When it came time for the sermon, the speaker—a pastor whose name I’ve long since forgotten—began his message by asking all of us students to close our eyes. Then he asked us to imagine that all of the godly dreams we have for our lives came true. “What does it look like?” he asked. I recall feeling a surge of energy shoot through my body. I was hungry to do God’s will. I wanted to preach the Bible. I wanted to pastor a large, growing, thriving church. That’s what I saw as I sat there with my eyes closed.
Then the pastor asked us to open our eyes. What followed was this haunting question: “Now imagine that all of the dreams you just pondered never come true. Are you still willing to serve God?” In a split second a wave of sadness washed over me. It felt like all the air had been sucked out of my lungs. I was disappointed.
God doesn’t always do what we want him to do. He doesn’t always conform to our expectations. We don’t like this because we think we know better. Author Gene Edwards once said that God’s will almost always involves a very memorable hour of virtually total destruction. While this might seem like inflated language to some, my time as a pastor leads me to the opposite conclusion. And quite often I’ve found that what brings about this total destruction in someone’s life is a dream that was never fulfilled, a marriage that ended in divorce, an unexpected cancer diagnosis, or the death of a loved one,
If you’re currently experiencing this—that is, if God isn’t conforming to your expectations, or if you’re living through the hour of total destruction, let me pass on three words to you: Expectations, acceptance, gratitude.
Expectations – When I’m feeling disappointed, sad, or frustrated, my first course of action is checking my expectations. If psychologists are right, then disappointment stems from unmet expectations. “Expectation is the mother of all resentment” I once heard someone say. While certain expectations are legitimate—if you work, you expect to get paid, for example—sometimes our expectations are too high. For example, I can’t expect everyone in my life to always follow through on everything they promise to do for me. I can’t expect my wife or children to read my mind. I need to get real. They’re not the fourth member of the Trinity. Ask yourself: Are my expectations realistic? Do I need to adjust them?
Acceptance – Once I’ve checked my expectations, I need to accept my circumstances. I live in a fallen world, filled with fallen people, who will let me down. Because this is my reality, I shouldn’t expect things to go as planned. Sickness and disease will be part of my lived experience. I should expect betrayal. I should expect friends to fail me.

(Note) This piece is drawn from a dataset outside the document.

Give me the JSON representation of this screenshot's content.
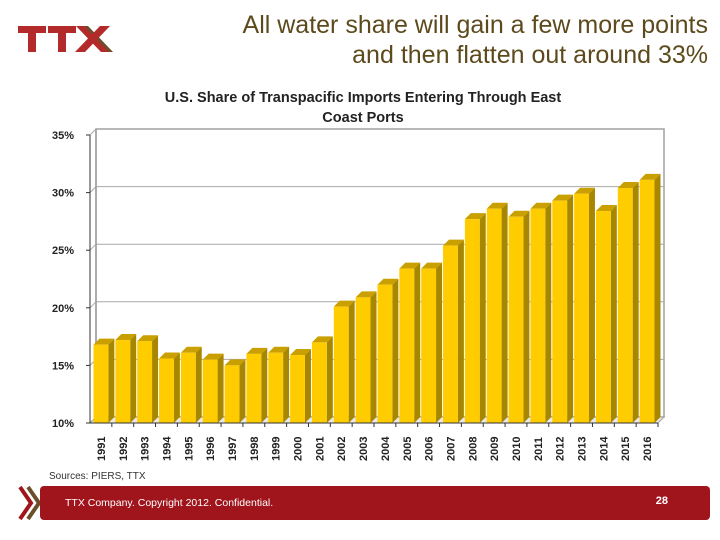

I should expect some level of injustice. But I need to accept this as my reality. Sure, I should work to make life better, I should try to improve my lot in life. But I do this prayerfully, laying everything before God, trusting that he knows better than I do. I must accept this reality in my life.
Gratitude – Once I’ve taken the first two steps, I should pause and give thanks for all that God has given me. Would I like some situations to be different? Sure. Would I have preferred that my friend not talk behind me back? Of course. Was it right that my friend lied to my face? No. But through it all, God is faithful. The story of Joseph (Gen. 38-50), combined with God’s powerful promises in Rom. 8:28-39, teach me that nothing happens to me by accident. Therefore, whatever comes into my life does so by the sovereign plan of God. He means to use all my painful experiences in my life for my good and his glory. Do I understand it all? No, I don’t. But that’s okay because God does. Because this is true, I wake up every day, and put one foot in front of the other and walk by faith, looking to the author and perfecter of my faith—Jesus Christ, the Righteous One, who loved my soul to death and rose again victorious from the grave. Hallelujah!
Check your expectations, accept your circumstances, and express gratitude to God for the blessings he has poured out on you.